I didn’t respond, so she continued talking.

 

‘And yet I don’t think you’ve told the police all of this. I wonder why. Is it because you feel some loyalty to Bennett Patchett, and you don’t want to besmirch his son’s reputation unless you absolutely have to do so? I think that may be part of it. You’re a romantic, Mr. Parker, but sometimes, like all romantics, you confuse it with sentimentality. That explains why you’re cynical about the motives of others.

 

‘But you’re also a crusader, and that fits in with your romantic streak. That crusading impulse is essentially selfish: you’re a crusader because it gives you a sense of purpose, not because it serves the larger requirements of justice or society. In fact, when your own needs and the greater collective need have come into conflict, I suspect that you’ve usually chosen the former over the latter. That doesn’t make you a bad person, just an unreliable one. So, how’d I do?’

 

‘Close on Proctor and Tobias. I can’t comment on the second bout of free analysis.’

 

‘It’s not free. You’re going to pay for my drinks. What have I missed about Proctor and Tobias?’

 

‘I don’t think it’s drugs.’

 

‘Why not?’

 

‘I talked to someone who’d know if there was an attempt to increase the local supply, or to use the state as a staging post.
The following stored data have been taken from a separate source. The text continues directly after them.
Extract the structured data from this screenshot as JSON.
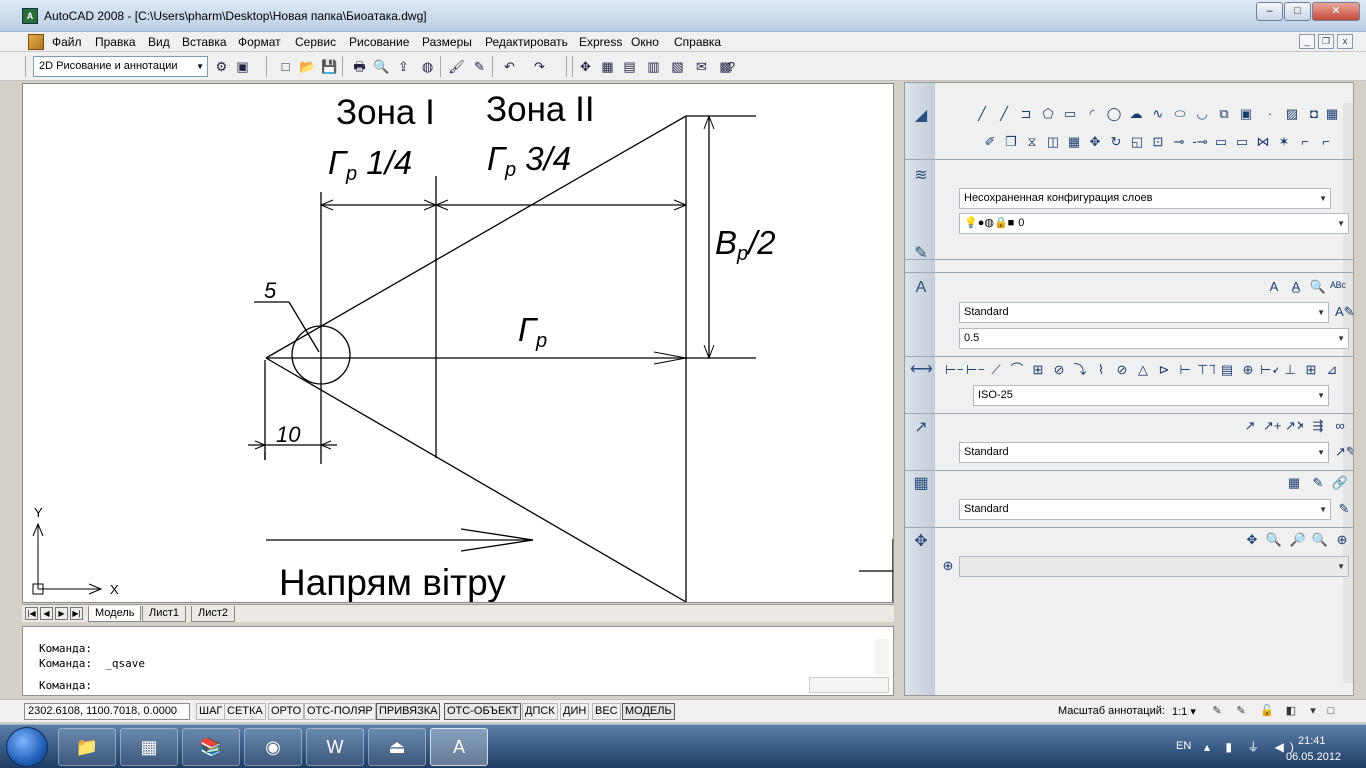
{
  "window": {
    "title": "AutoCAD 2008 - [C:\\Users\\pharm\\Desktop\\Новая папка\\Биоатака.dwg]",
    "app_icon_text": "A",
    "minimize_glyph": "–",
    "maximize_glyph": "□",
    "close_glyph": "✕"
  },
  "menu": {
    "items": [
      "Файл",
      "Правка",
      "Вид",
      "Вставка",
      "Формат",
      "Сервис",
      "Рисование",
      "Размеры",
      "Редактировать",
      "Express",
      "Окно",
      "Справка"
    ],
    "mdi_minimize": "_",
    "mdi_restore": "❐",
    "mdi_close": "x"
  },
  "toolbar": {
    "workspace": "2D Рисование и аннотации",
    "workspace_arrow": "▼",
    "icons": [
      "gear-icon",
      "workspace-settings-icon",
      "new-file-icon",
      "open-file-icon",
      "save-icon",
      "print-icon",
      "print-preview-icon",
      "publish-icon",
      "plot-icon",
      "match-properties-icon",
      "brush-icon",
      "undo-icon",
      "redo-icon",
      "pan-realtime-icon",
      "properties-icon",
      "design-center-icon",
      "tool-palettes-icon",
      "sheet-set-icon",
      "markup-icon",
      "calculator-icon",
      "help-icon"
    ],
    "glyphs": [
      "⚙",
      "▣",
      "□",
      "📂",
      "💾",
      "🖶",
      "🔍",
      "⇪",
      "◍",
      "🖌",
      "✎",
      "↶",
      "↷",
      "✥",
      "▦",
      "▤",
      "▥",
      "▧",
      "✉",
      "▩",
      "?"
    ]
  },
  "drawing": {
    "zone1_label": "Зона I",
    "zone2_label": "Зона II",
    "gr_quarter_main": "Г",
    "gr_quarter_sub": "р",
    "gr_quarter_frac": " 1/4",
    "gr_three_main": "Г",
    "gr_three_sub": "р",
    "gr_three_frac": " 3/4",
    "br_main": "В",
    "br_sub": "р",
    "br_frac": "/2",
    "gr_main": "Г",
    "gr_sub": "р",
    "label_five": "5",
    "label_ten": "10",
    "wind_label": "Напрям вітру",
    "ucs_x": "X",
    "ucs_y": "Y"
  },
  "layout_tabs": {
    "nav": [
      "|◀",
      "◀",
      "▶",
      "▶|"
    ],
    "tabs": [
      "Модель",
      "Лист1",
      "Лист2"
    ],
    "active": "Модель"
  },
  "command": {
    "history": [
      "Команда:",
      "Команда:  _qsave"
    ],
    "prompt": "Команда:",
    "input_value": ""
  },
  "palette": {
    "draw_icons": [
      "line-icon",
      "construction-line-icon",
      "polyline-icon",
      "polygon-icon",
      "rectangle-icon",
      "arc-icon",
      "circle-icon",
      "revision-cloud-icon",
      "spline-icon",
      "ellipse-icon",
      "ellipse-arc-icon",
      "insert-block-icon",
      "make-block-icon",
      "point-icon",
      "hatch-icon",
      "region-icon",
      "table-icon"
    ],
    "draw_glyphs": [
      "╱",
      "╱",
      "⊐",
      "⬠",
      "▭",
      "◜",
      "◯",
      "☁",
      "∿",
      "⬭",
      "◡",
      "⧉",
      "▣",
      "·",
      "▨",
      "◘",
      "▦"
    ],
    "modify_icons": [
      "erase-icon",
      "copy-icon",
      "mirror-icon",
      "offset-icon",
      "array-icon",
      "move-icon",
      "rotate-icon",
      "scale-icon",
      "stretch-icon",
      "trim-icon",
      "extend-icon",
      "break-icon",
      "join-icon",
      "chamfer-icon",
      "explode-icon",
      "fillet-icon",
      "chamfer-edge-icon"
    ],
    "modify_glyphs": [
      "✐",
      "❐",
      "⧖",
      "◫",
      "▦",
      "✥",
      "↻",
      "◱",
      "⊡",
      "⊸",
      "-⊸",
      "▭",
      "▭",
      "⋈",
      "✶",
      "⌐",
      "⌐"
    ],
    "layer_combo": "Несохраненная конфигурация слоев",
    "layer_state": "0",
    "layer_state_glyphs": "💡●◍🔒■",
    "text_style": "Standard",
    "text_height": "0.5",
    "dim_style": "ISO-25",
    "mleader_style": "Standard",
    "table_style": "Standard",
    "combo_arrow": "▼",
    "panel_icons": [
      "draw-panel-icon",
      "layers-panel-icon",
      "layer-tools-icon",
      "text-panel-icon",
      "dimension-panel-icon",
      "multileader-panel-icon",
      "table-panel-icon",
      "navigation-panel-icon"
    ],
    "panel_glyphs": [
      "◢",
      "≋",
      "✎",
      "A",
      "⟷",
      "↗",
      "▦",
      "✥"
    ],
    "text_icons_glyphs": [
      "A",
      "A̲",
      "🔍",
      "ᴬᴮᶜ",
      "A✎"
    ],
    "dim_glyphs": [
      "⊢⊣",
      "⊢⊣",
      "⟋",
      "⌒",
      "⊞",
      "⊘",
      "⤵",
      "⌇",
      "⊘",
      "△",
      "⊳",
      "⊢",
      "⊤⊤",
      "▤",
      "⊕",
      "⊢✓",
      "⊥",
      "⊞",
      "⊿"
    ],
    "leader_glyphs": [
      "↗",
      "↗+",
      "↗✕",
      "⇶",
      "∞",
      "↗✎"
    ],
    "table_glyphs": [
      "▦",
      "✎",
      "🔗",
      "✎"
    ],
    "nav_glyphs": [
      "✥",
      "🔍",
      "🔎",
      "🔍",
      "⊕"
    ],
    "viewport_back": "⊕"
  },
  "statusbar": {
    "coords": "2302.6108, 1100.7018, 0.0000",
    "toggles": [
      "ШАГ",
      "СЕТКА",
      "ОРТО",
      "ОТС-ПОЛЯР",
      "ПРИВЯЗКА",
      "ОТС-ОБЪЕКТ",
      "ДПСК",
      "ДИН",
      "ВЕС",
      "МОДЕЛЬ"
    ],
    "toggle_on": [
      "ПРИВЯЗКА",
      "ОТС-ОБЪЕКТ",
      "МОДЕЛЬ"
    ],
    "anno_label": "Масштаб аннотаций:",
    "anno_value": "1:1 ▾",
    "tray_glyphs": [
      "✎",
      "✎",
      "🔓",
      "◧",
      "▾",
      "□"
    ]
  },
  "taskbar": {
    "apps": [
      "explorer-icon",
      "calculator-icon",
      "library-icon",
      "firefox-icon",
      "word-icon",
      "acrobat-icon",
      "autocad-icon"
    ],
    "app_glyphs": [
      "📁",
      "▦",
      "📚",
      "◉",
      "W",
      "⏏",
      "A"
    ],
    "lang": "EN",
    "tray": "▴ ▮ ⏚ ◀)",
    "time": "21:41",
    "date": "06.05.2012"
  }
}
It would involve squaring things with the Dominicans, and probably the Mexicans too. The gentleman to whom I spoke would also look for his cut.’

 

‘And if the new players just decided to dispense with the niceties?’

 

‘Then some men with guns might be tempted to dispense with them. There’s also the question of supply. Unless they’re growing bud themselves across the border, or are importing heroin straight from the source in Asia, they’d have to deal with the current suppliers somewhere along the line. It’s hard to keep those kinds of negotiations quiet, especially when they might threaten the status quo.’

 

‘If not drugs, then what?’

 

‘There might be something in their military records,’ I said, avoiding the question.

 

‘I’ve looked into the records of the deceased. There’s nothing.’

 

‘Look closer.’

 

‘I’ll ask you again: what are they smuggling? I think you know.’

 

‘I’ll tell you when I’m sure. Go back to the records. There must be something. If you’re concerned about the reputation of the military, then having the cops uncover a smuggling operation involving veterans isn’t going to help. It would be better if the military could be the instigators of any action against them.’